Some of the refugees seem to be fine. They found a safe shelter, they receive support from the UN and organisations like CARE, some manage to earn some money and send their children to school. They struggle to survive, but they are strong and resilient. But there is something in the air, something that surrounds them. It is a heavy haze of sadness which can cloud your own senses, a level of gravity that is difficult to grasp. Mothers, fathers and children seem to be too silent, almost motionless. You talk to children who can no longer smile, whose eyes seem to fix on a spot somewhere just to have something to hold on to. The war lies behind them and they are safe now. But what they have seen, what they have suffered, what they have lost still keeps their heads spinning. These memories can be like a hurricane which drags along all of the details of displacement, destruction and suffering. Wild and out of control, the catastrophe still causes trouble in their foreheads, trauma that one cannot see from the outside.

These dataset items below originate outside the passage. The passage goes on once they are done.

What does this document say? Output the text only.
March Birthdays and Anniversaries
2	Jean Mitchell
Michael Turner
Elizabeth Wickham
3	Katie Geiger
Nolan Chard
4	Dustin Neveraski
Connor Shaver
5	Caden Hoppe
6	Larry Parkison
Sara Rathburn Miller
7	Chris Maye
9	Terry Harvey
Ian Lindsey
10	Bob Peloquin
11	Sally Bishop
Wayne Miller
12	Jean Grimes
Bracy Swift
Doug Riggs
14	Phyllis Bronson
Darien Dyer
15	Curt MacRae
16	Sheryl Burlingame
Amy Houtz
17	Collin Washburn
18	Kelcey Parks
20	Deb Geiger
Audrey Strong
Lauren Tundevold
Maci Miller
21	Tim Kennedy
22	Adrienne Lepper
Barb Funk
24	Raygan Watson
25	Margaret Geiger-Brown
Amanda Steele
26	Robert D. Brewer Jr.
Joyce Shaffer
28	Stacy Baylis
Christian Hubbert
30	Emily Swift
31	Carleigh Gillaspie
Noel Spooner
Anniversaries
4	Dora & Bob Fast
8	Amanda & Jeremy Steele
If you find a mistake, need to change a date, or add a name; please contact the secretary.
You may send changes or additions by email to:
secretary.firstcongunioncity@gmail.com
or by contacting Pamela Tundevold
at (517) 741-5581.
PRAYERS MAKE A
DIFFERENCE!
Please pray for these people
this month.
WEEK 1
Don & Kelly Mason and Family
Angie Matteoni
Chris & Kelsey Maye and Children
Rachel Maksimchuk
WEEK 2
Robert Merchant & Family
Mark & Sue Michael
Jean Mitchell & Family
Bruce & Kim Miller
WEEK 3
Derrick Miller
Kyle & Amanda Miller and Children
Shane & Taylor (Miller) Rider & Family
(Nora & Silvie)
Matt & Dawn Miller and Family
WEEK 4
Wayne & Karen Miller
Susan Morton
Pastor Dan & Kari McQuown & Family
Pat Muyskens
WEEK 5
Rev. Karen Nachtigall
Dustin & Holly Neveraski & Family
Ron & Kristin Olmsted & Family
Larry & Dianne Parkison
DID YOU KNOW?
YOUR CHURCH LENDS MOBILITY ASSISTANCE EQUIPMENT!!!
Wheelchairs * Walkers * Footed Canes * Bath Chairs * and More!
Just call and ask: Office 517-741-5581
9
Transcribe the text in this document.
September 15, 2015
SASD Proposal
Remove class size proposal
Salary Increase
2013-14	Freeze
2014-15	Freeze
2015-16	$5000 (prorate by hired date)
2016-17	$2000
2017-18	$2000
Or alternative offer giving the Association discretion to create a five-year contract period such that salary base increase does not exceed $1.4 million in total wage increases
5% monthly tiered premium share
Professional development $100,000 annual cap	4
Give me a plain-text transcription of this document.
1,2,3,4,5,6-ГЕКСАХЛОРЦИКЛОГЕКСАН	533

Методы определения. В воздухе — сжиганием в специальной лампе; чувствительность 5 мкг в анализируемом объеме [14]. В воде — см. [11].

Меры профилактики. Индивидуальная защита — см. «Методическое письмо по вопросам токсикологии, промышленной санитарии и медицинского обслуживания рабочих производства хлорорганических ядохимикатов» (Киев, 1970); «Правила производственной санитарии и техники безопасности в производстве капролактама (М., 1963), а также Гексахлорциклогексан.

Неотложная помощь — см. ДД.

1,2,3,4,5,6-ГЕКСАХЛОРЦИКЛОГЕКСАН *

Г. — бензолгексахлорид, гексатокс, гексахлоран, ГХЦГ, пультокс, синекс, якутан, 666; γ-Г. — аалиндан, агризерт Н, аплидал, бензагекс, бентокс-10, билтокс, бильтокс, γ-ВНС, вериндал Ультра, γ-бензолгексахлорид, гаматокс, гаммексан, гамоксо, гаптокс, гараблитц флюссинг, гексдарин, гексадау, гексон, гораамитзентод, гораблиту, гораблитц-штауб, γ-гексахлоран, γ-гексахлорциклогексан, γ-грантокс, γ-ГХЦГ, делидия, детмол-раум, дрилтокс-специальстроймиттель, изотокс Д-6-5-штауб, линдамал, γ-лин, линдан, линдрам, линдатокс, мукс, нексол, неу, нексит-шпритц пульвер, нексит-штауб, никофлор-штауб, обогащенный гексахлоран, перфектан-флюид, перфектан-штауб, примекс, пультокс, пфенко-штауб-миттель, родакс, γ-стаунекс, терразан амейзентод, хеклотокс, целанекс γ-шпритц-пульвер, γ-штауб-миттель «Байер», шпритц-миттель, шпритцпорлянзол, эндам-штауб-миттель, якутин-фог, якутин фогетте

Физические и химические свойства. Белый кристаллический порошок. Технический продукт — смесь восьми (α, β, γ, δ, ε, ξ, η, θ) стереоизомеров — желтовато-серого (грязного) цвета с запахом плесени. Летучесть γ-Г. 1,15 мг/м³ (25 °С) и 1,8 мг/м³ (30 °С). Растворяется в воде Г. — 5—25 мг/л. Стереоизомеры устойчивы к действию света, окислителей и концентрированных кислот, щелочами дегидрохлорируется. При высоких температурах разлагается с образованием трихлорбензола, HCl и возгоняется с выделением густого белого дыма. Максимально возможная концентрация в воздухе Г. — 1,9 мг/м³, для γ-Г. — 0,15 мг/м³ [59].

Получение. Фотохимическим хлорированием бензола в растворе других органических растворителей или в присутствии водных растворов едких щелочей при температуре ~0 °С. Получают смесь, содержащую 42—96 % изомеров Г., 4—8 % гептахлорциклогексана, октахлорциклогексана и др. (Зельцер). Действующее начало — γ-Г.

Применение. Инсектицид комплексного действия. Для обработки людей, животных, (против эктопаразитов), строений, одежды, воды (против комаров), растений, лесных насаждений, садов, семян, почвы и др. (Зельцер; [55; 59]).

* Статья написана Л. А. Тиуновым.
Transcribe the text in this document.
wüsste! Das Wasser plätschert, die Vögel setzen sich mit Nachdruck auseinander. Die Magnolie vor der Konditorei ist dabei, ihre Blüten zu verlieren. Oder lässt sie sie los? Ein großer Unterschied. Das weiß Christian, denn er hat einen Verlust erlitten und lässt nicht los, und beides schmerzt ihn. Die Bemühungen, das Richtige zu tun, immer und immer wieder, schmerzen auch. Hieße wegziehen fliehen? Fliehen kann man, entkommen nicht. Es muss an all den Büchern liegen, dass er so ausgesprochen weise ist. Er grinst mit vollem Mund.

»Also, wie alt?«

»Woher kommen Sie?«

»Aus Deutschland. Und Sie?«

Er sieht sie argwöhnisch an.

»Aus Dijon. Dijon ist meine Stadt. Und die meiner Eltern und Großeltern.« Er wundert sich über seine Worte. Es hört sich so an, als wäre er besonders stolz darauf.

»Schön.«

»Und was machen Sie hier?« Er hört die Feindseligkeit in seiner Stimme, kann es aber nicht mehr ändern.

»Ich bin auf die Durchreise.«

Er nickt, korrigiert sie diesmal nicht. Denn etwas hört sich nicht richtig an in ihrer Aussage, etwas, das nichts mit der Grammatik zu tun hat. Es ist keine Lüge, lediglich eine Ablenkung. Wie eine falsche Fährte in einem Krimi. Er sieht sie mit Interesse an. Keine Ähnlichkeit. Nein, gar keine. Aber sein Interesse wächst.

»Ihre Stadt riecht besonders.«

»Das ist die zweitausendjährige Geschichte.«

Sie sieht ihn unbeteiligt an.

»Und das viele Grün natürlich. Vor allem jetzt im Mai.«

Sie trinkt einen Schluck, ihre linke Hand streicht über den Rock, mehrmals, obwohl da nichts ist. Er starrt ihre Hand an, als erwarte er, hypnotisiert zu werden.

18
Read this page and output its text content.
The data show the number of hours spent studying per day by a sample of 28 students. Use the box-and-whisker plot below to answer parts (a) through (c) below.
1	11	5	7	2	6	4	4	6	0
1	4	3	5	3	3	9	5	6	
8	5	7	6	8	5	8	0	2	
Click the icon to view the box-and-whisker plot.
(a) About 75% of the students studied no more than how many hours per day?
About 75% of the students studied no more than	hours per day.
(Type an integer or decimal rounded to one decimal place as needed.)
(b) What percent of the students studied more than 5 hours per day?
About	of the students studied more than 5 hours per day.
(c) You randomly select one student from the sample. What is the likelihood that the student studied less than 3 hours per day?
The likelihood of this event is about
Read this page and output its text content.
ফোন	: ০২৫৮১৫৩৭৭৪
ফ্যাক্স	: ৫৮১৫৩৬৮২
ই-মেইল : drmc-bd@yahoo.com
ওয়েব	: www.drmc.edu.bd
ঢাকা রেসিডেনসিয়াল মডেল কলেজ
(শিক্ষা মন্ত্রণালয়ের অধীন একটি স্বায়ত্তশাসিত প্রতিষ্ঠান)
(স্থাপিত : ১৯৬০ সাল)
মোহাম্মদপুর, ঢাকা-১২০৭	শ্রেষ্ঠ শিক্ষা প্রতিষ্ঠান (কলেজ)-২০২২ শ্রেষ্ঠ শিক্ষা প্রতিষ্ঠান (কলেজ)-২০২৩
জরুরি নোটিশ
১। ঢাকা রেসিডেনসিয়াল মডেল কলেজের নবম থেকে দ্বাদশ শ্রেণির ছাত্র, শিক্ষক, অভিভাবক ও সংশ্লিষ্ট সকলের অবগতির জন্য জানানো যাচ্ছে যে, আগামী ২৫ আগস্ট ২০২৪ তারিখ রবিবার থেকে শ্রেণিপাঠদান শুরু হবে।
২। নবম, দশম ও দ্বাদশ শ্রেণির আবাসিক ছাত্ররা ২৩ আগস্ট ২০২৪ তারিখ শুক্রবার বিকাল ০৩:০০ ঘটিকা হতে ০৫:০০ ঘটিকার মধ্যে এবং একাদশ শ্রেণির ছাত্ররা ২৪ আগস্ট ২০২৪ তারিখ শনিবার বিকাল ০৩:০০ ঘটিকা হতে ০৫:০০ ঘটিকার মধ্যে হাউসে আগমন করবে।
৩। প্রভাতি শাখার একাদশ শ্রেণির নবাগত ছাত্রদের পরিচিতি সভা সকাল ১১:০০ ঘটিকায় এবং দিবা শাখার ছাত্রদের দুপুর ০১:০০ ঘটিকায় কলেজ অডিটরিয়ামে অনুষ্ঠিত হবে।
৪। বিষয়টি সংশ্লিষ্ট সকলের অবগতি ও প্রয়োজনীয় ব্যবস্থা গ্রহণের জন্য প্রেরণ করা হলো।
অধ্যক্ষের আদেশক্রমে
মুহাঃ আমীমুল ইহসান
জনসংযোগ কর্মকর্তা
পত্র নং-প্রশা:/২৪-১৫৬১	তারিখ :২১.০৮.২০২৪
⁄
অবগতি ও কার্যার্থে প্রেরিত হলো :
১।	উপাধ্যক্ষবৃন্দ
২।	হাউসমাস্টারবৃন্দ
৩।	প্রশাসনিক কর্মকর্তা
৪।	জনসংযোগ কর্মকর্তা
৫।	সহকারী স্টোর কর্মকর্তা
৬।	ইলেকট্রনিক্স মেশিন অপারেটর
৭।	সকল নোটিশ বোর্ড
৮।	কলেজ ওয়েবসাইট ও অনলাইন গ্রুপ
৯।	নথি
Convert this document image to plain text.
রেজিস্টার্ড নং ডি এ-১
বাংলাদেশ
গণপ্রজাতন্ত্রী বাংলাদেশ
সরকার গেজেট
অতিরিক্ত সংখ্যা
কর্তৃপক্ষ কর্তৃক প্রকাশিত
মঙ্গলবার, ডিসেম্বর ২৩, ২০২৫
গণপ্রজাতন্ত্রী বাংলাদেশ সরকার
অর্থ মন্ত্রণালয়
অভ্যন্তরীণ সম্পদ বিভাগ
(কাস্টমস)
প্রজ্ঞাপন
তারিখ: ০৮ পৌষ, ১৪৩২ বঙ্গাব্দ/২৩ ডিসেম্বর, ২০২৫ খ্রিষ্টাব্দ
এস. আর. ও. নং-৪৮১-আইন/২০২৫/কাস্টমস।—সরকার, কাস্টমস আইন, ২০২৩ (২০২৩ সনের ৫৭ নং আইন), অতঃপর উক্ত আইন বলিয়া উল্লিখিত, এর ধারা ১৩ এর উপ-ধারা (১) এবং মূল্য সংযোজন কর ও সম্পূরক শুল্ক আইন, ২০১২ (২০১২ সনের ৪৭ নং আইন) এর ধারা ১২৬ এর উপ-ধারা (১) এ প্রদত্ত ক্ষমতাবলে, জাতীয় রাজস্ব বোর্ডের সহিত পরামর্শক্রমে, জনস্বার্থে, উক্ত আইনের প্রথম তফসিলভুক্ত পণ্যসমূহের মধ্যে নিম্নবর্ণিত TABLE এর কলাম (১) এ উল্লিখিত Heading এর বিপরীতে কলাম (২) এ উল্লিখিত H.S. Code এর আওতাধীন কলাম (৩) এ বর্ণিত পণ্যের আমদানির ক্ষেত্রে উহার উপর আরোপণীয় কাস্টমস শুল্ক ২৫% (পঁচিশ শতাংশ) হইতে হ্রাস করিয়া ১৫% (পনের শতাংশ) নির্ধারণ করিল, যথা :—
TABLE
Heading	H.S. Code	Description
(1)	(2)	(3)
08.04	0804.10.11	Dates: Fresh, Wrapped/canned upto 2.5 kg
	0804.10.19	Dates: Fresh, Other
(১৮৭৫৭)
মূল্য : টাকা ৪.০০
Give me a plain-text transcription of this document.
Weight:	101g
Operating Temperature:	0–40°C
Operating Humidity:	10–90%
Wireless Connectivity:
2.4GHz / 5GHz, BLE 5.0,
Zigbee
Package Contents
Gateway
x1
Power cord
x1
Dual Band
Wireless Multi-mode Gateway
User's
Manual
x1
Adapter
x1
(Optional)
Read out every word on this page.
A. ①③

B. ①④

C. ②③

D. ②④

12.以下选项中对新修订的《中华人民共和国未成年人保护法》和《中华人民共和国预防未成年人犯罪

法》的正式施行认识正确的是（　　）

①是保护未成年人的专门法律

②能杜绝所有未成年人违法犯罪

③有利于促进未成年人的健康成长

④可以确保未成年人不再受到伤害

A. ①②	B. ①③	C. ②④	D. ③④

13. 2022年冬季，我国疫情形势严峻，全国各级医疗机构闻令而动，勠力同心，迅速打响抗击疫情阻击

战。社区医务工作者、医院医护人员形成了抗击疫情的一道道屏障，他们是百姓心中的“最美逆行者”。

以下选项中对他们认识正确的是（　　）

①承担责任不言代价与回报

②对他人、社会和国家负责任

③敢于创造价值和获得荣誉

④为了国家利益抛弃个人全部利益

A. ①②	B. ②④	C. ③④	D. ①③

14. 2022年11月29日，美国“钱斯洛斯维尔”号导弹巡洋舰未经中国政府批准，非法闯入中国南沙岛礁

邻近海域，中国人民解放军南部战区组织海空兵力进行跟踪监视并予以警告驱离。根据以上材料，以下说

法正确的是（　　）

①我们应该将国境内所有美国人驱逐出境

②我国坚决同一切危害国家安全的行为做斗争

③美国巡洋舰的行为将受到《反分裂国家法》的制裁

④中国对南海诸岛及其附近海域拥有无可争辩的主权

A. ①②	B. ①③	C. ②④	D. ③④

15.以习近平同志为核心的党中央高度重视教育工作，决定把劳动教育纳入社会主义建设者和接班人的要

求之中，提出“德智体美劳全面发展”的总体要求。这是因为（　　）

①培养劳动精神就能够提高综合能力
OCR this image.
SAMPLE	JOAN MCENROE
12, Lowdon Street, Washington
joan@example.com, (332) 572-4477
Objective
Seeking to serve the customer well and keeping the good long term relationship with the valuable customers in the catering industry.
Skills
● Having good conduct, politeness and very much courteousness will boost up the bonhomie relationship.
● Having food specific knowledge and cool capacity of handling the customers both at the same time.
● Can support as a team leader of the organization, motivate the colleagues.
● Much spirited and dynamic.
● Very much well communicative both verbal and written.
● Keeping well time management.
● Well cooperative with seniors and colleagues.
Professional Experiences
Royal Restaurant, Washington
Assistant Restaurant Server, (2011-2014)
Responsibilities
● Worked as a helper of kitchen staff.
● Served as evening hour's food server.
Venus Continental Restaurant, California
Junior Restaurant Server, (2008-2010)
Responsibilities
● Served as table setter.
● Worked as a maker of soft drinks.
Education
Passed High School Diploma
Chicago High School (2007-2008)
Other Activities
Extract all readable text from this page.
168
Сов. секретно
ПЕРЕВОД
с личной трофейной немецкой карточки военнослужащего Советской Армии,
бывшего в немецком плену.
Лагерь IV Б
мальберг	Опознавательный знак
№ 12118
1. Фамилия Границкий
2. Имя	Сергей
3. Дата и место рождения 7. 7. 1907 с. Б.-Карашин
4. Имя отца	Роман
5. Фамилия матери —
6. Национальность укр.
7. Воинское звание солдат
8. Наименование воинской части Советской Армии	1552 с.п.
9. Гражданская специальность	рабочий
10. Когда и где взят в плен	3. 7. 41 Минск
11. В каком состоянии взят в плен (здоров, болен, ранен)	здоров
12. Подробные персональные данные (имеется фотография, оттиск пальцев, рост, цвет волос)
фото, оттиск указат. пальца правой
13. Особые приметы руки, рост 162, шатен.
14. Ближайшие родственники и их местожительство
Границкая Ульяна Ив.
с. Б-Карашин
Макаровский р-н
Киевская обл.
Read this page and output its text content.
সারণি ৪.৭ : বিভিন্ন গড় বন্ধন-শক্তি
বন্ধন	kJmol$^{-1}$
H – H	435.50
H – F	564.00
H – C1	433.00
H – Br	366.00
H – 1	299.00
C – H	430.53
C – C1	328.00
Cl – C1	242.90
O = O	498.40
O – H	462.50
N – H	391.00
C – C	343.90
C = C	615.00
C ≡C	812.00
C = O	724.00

Their wounds are invisible. 

To help these children, women and men cope with their experiences of violence, flight and loss of family and friends, we have set up “Safe Spaces” in all of CARE’s four urban refugee centres in Jordan. We offer different sessions for different groups: Mothers can attend sessions to talk about what it means to raise children while on the run, fathers can exchange how they feel not being able to provide for their families anymore, and children can play and simply feel like children again. Drawings of children reveal their pain. They show people who are forced to leave their houses. Some paint colourful tears or scenes of war. We want to help them process some of these memories and feel that they have a safe space to share their sorrow. They hardly talk about what they had to go through in Syria. But they act differently than other children; sometimes they are very quiet and shy. I love children and I don’t want them to be afraid. We play a lot, do quizzes and puzzles. I am happy to see that they have smiles on their faces and look less scared when they walk out of our psychosocial sessions. 


I also learn a lot from them. They teach me how important it is to be part of a strong community, to take care of people and to never lose hope and courage. I have learned that despite everything that life takes from people, they never lose their dignity and humanity. If your house is destroyed and you have lost everything you ever possessed, friendship and love will [trump] the bombs and bullets. I have been working and volunteering for different organisations for the past  several years with Somali and Syrian refugees, and with Jordanians as well. I like to look for solutions. In our sessions, we develop problem solving and stress relief techniques. We try to pause and find the source of pain and, more importantly, how we can ease it. We cannot give refugees back what they have lost, but I think we have to be patient and walk the long journey to recovery step by step. When I run the Dead Sea to Red Sea marathon on the three year anniversary of the Syria Crisis, I will run for the healing of the invisible wounds of Syrian refugees. I want to prove a point. I want to show that even a distance as long as a 242 kilometres has its finish line. The journey to feeling better, to filling hearts with joy again is very rough and exhausting. But just as with our race, step by step and alongside people who support us, anything is possible!